In 2015, my baby brother passed away at age 10 from a heart condition called hypertrophic cardiomyopathy. Six years later, I’ve just submitted my Masters dissertation researching the genetic causes of the same condition. I hope you’d be proud of me, Max ❤️ — Molly Schiller (@Molly_Schiller_) May 19, 2021
Last week, 22-year-old University of Birmingham student Molly Schiller shared with her Twitter followers that she had just submitted her master's dissertation. Her research cantered on the genetic causes of a heart condition known as hypertrophic cardiomyopathy, the condition that took her 10-year-old brother's life in 2015.
"In 2015, my baby brother passed away at age 10 from a heart condition called hypertrophic cardiomyopathy. Six years later, I've just submitted my Master's dissertation researching the genetic causes of the same condition," read the tweet. "I hope you'd be proud of me, Max."
In 2014, Schiller's younger brother Max started to exhibit a significant loss of energy and weight loss. His family sought medical help; however, the results of his heart scans were inconclusive. With the holidays quickly approaching, doctors recommended that the family enjoy the break and bring Max back for more testing after the New Year. Sadly, the family never made it to that next appointment. In January 2015, Max passed away suddenly in his sleep. He was later diagnosed with hypertrophic cardiomyopathy (HCM).

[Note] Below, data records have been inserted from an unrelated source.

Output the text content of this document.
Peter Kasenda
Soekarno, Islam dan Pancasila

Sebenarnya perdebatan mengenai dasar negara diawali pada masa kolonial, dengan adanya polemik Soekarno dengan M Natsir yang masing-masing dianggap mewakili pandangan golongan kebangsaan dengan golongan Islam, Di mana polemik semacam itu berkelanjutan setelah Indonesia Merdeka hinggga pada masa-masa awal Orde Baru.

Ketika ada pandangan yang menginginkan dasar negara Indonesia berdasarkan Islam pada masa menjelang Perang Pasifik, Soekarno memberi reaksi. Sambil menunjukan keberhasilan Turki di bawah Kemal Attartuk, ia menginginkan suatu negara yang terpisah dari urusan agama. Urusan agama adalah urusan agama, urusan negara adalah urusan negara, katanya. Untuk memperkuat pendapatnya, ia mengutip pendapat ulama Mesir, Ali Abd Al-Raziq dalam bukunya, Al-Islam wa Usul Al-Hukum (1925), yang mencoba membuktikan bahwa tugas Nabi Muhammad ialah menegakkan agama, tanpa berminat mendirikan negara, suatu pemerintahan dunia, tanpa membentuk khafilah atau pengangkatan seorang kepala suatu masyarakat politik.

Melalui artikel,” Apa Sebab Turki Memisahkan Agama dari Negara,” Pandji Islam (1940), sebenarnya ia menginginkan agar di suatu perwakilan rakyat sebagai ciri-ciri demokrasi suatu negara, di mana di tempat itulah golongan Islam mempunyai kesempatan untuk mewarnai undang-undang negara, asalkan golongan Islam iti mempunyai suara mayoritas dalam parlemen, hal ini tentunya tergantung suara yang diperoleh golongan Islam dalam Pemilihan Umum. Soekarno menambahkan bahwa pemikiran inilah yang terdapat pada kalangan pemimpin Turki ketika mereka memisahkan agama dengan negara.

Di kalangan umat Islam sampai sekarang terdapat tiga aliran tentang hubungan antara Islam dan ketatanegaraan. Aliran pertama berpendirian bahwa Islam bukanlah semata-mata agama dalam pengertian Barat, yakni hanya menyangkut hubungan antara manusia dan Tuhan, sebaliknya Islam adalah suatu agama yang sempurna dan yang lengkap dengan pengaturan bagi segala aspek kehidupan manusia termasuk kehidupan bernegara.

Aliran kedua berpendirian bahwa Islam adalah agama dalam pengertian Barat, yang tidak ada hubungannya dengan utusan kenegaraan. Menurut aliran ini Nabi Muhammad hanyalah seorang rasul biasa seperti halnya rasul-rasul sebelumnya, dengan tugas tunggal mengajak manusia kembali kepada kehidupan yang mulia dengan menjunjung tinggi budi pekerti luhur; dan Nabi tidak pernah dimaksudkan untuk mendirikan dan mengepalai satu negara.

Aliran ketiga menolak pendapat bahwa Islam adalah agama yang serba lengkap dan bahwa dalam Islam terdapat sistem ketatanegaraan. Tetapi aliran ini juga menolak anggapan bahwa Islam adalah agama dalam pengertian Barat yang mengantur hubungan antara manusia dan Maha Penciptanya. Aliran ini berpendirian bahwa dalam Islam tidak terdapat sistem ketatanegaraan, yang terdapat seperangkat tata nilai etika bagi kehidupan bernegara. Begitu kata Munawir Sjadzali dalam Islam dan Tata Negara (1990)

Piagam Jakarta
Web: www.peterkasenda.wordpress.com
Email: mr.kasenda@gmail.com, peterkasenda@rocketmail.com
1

"We didn't know anything about HCM before what happened to Max," Schiller told Newsweek.
According to Schiller, HCM is hard to diagnose in young children because their hearts are underdeveloped and therefore don't show a thickening of the heart muscle, which is what doctors use to diagnose and treat the condition. "You'd have had to go down to a molecular level to see that anything was wrong with Max's heart," she said.
In 2016, Schiller and her parents started Max's Foundation, a charity designed to fund research for HCM and other heart conditions, as well as help families whose lives have been affected by those conditions.
"At the moment, we're working with GOSH charity to fund a research nurse and assistant who are researching ways to identify biomarkers for HCM in young children in order to diagnose it at early stages and treat it," Schiller said. "We're also working with Cardiomyopathy UK to fund a youth support manager who aids with providing support to young people living with cardiomyopathy or myocarditis, and Noah's Ark Hospice to fund a support group for siblings of children with life-limiting or life-threatening diseases."
Schiller and her family have found that HCM is relatively common, affecting approximately 1 in 500 people in the United States. So far, the foundation has raised over 590,000 British pounds ($834,224 USD) for its projects.
"It's been amazing and fulfilling to know that we are helping children with the same condition that Max had, to stop what happened to us from happening to other families," she said.
Schiller was only 15 at the time of her brother's passing. A few months out from taking her GCSE exams, she threw herself into her studies as a way to distract herself from the loss. It was during this time that she decided she wanted to pursue science.
"When I came to uni, I quickly decided I wanted to specialize in heart conditions, because it was so personal to me, and to try to continue Max's legacy and make a tangible difference for other families who might be going through the same thing," Schiller said.
The research she conducted for her dissertation has proved to be beneficial. Though she can't share too much about her dissertation, as it is still being graded, she did share that her project investigated a genetic variant protein called Filamin C. What Schiller found through her research has given her hope for the future.
"This is very very early-stage research, but hopefully will provide a basis for future investigations into the mechanism of this mutation that leads to the condition, meaning that eventually (after lots more research!) potential targets for therapy could be identified," she said.
Schiller has also learned through her research that HCM is a condition with a broad range of genetic causes. By researching these various causes, doctors can spot the condition earlier, and potentially prevent fatalities. However, research is currently underfunded.
"More genes are being identified every year as technology develops, which is great, but unfortunately, the research is underfunded, and we still have a ways to go, which is why we are pushing for donations to Max's Foundation through this difficult time so we can continue to fund this much-needed research," said Schiller.
Creating awareness and helping others is important to Schiller. But just as important is continuing her brother's legacy and making him proud through all of her hard work.
"My parents and I are so so happy to be able to share his name and smile with the world, and to know that helping other young children will be his legacy," Schiller said. "Everything that we do is for him — that's why I posted the picture of my diss, I wanted to show how proud I was of myself that I was doing something for him and to raise awareness for the charity and condition in his name."
She is currently still figuring out what the next phase of her life looks like, but Schiller told Newsweek that she still intends on working with Max's Foundation to spread awareness for HCM. Of course, the research is emotional for her and can often be painful. So before she continues on, she is going to take a break. However, she is considering a Ph.D. and hopes to continue using her skills and knowledge to make a difference in the field.
"Awareness for this condition is something that is extremely important to us to raise — since it's such a common condition but there's rarely any mainstream media coverage about it," she said. "I hope that the work I am doing now has changed that a little bit, and started the conversation."